EXPLICATION DE LA PLANCHE XIV.

J’ai essayé de réunir dans une coupe tous les élément à moi connus de l’histoire du Cantal. Ce n’est pas arbitrairement que j’ai indiqué les filons ; les naturalistes qui visiteront ces montagnes retrouveront, en allant du Cantal au Puy-Griou, et de ce point à Peyrearse, au Puy-Mary et à Chavaroche, tous les affleurement indiqués sur la planche ; seulement, pour montrer la symétrie des accidens volcaniques, j’ai transporté dans le Puy-Chavaroche des filons phonolitiques qui se trouvent au Puy-Mary et à Peyrearse, en conservant, autant que je l’ai pu, leur niveau.

Les fragmens de calcaire empâtés dans les conglomérats du Puy-Mary et de Giou de Mamou, ainsi que les trachytes calcarifères du Gnou, indiquent la présence de quelques lambeaux tertiaires sous les assises volcaniques.
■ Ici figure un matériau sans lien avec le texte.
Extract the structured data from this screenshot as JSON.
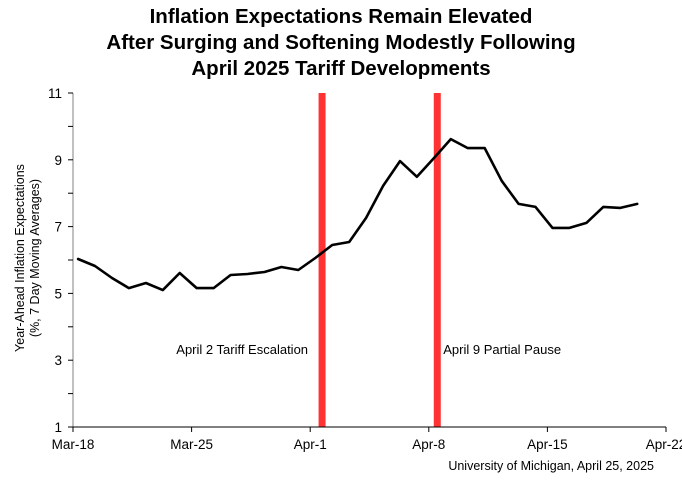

Les deux premiers plans sont des coupes, les arrière-plans sont en perspective, d’après une esquisse que j’ai prise sur les lieux.


  1. M. C. Prévost a soutenu que le mélange des calcaires et des conglomérats à Giou était le résultat d’un éboulement, d’un undercliff ; MM. Dufrénoy et de Beaumont le regardent comme le produit d’une éruption locale. Je crois qu’on peut accorder les deux opinions en se rappelant que des lacs ont dû occuper l’intérieur du cratère pendant les périodes de sommeil du volcan, et que l’écoulement de ces eaux par la gorge de Vic a pu causer des éboulemens dans les conglomérats qui avaient antérieurement empâté des lambeaux calcaires.